Auditing Takes a Back Seat to a Strong Passing Game

TAMPA (February 3, 2021) -- This week, traffic around Tampa is more aggravating than usual. Hotel rooms are in short supply. Reservations at restaurants are a must. Even the drive-thru lanes at fast food eateries are backed up.

Add to all that Super Bowl gridlock: audit efficiency timeliness.

Researchers with the Muma College of Business’ Lynn Pippenger School of Accountancy are looking at that topic in and around Super Bowl host cities over the past 16 years to see if there is an impact on auditing this time of year. Preliminary findings suggest that, yes there is an impact.

“All My Rowdy Friends: The Effect of Super Bowl Hosting on Audit Timing” is the title of the work in progress, said James Whitworth, assistant 91tvӰԺ accounting professor and CPA.
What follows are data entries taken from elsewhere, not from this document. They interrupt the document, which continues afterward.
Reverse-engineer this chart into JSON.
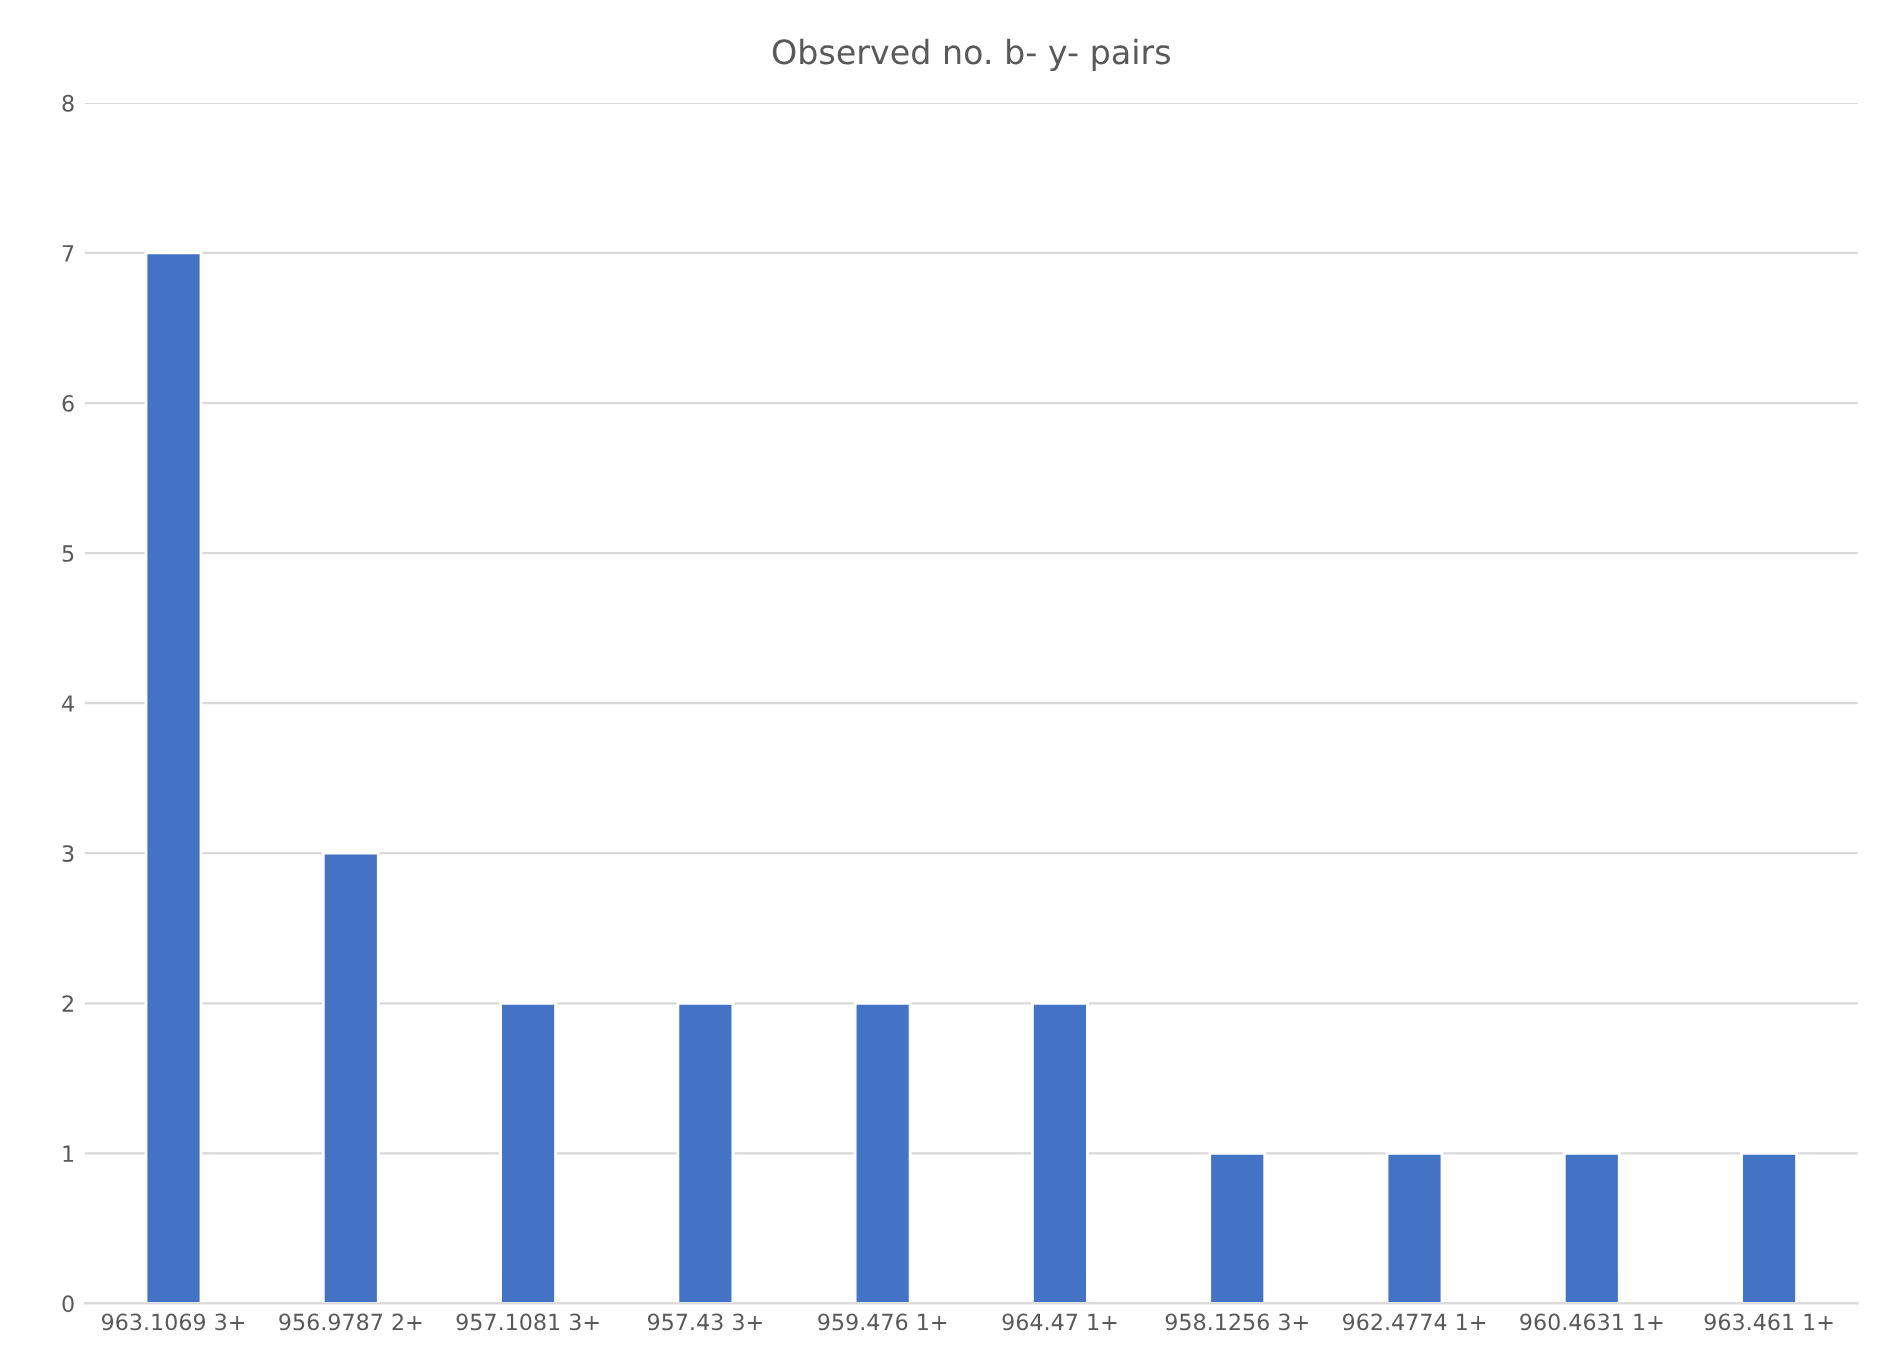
{
  "chart_data": {
    "type": "bar",
    "title": "Observed no. b- y- pairs",
    "categories": [
      "963.1069 3+",
      "956.9787 2+",
      "957.1081 3+",
      "957.43 3+",
      "959.476 1+",
      "964.47 1+",
      "958.1256 3+",
      "962.4774 1+",
      "960.4631 1+",
      "963.461 1+"
    ],
    "values": [
      7,
      3,
      2,
      2,
      2,
      2,
      1,
      1,
      1,
      1
    ],
    "color": "#4472c4",
    "ylim": [
      0,
      8
    ],
    "yticks": [
      0,
      1,
      2,
      3,
      4,
      5,
      6,
      7,
      8
    ],
    "grid": "y",
    "legend": false
  }
}
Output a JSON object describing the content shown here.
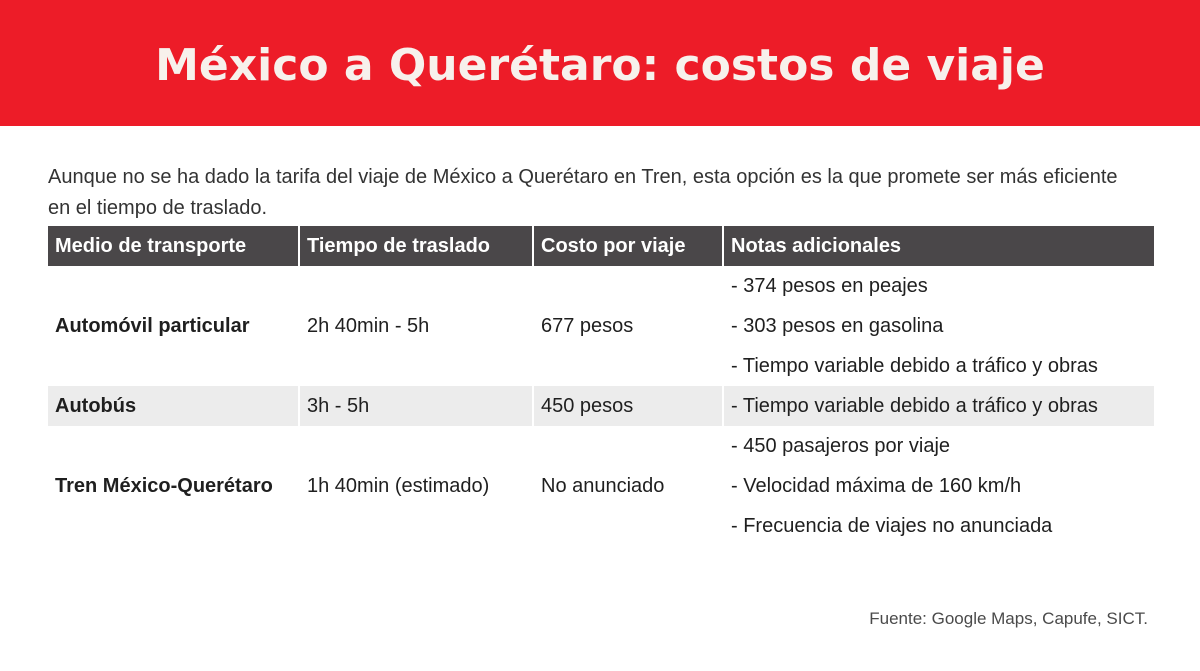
{
  "title": "México a Querétaro: costos de viaje",
  "intro": "Aunque no se ha dado la tarifa del viaje de México a Querétaro en Tren, esta opción es la que promete ser más eficiente en el tiempo de traslado.",
  "table": {
    "headers": [
      "Medio de transporte",
      "Tiempo de traslado",
      "Costo por viaje",
      "Notas adicionales"
    ],
    "rows": [
      {
        "mode": "Automóvil particular",
        "time": "2h 40min - 5h",
        "cost": "677 pesos",
        "notes": [
          "- 374 pesos en peajes",
          "- 303 pesos en gasolina",
          "- Tiempo variable debido a tráfico y obras"
        ]
      },
      {
        "mode": "Autobús",
        "time": "3h - 5h",
        "cost": "450 pesos",
        "notes": [
          "- Tiempo variable debido a tráfico y obras"
        ]
      },
      {
        "mode": "Tren México-Querétaro",
        "time": "1h 40min (estimado)",
        "cost": "No anunciado",
        "notes": [
          "- 450 pasajeros por viaje",
          "- Velocidad máxima de 160 km/h",
          "- Frecuencia de viajes no anunciada"
        ]
      }
    ]
  },
  "source": "Fuente: Google Maps, Capufe, SICT.",
  "colors": {
    "banner": "#ed1c28",
    "header_row": "#4a4749",
    "highlight_row": "#ececec"
  }
}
The researchers are using the Super Bowl setting “to explore the impact of non-financial, exogenous source of distraction on audit efficiency/timeliness,” says the abstract. “The magnitude of festivities related to hosting the Super Bowl, combined with the game falling during the audit ‘busy season,’ results in an ideal setting to examine how audit firms navigate short-term, anticipated audit team capacity constraints.”

Researchers went back 16 years to review financial reporting data for host cities and found that staging the premier sporting event each February does in fact result in delays in those cities in audit reports by two days and less timely SEC filings.

“However, we find no impact of Super Bowl hosting on audit fees, earnings announcement timeliness, or audit quality,” the abstract says. “Our study contributes to our understanding of the costs of Super Bowl hosting, provides empirical evidence that exogenous distraction reduces efficiency in a large organizational setting, underscores the importance of high-quality human resource inputs to positive audit outcomes and provides evidence that audit firms accept lower audit efficiency in response to short-term, anticipated capacity constraints.”

The research does not make any predictions on who will win Super Bowl LV.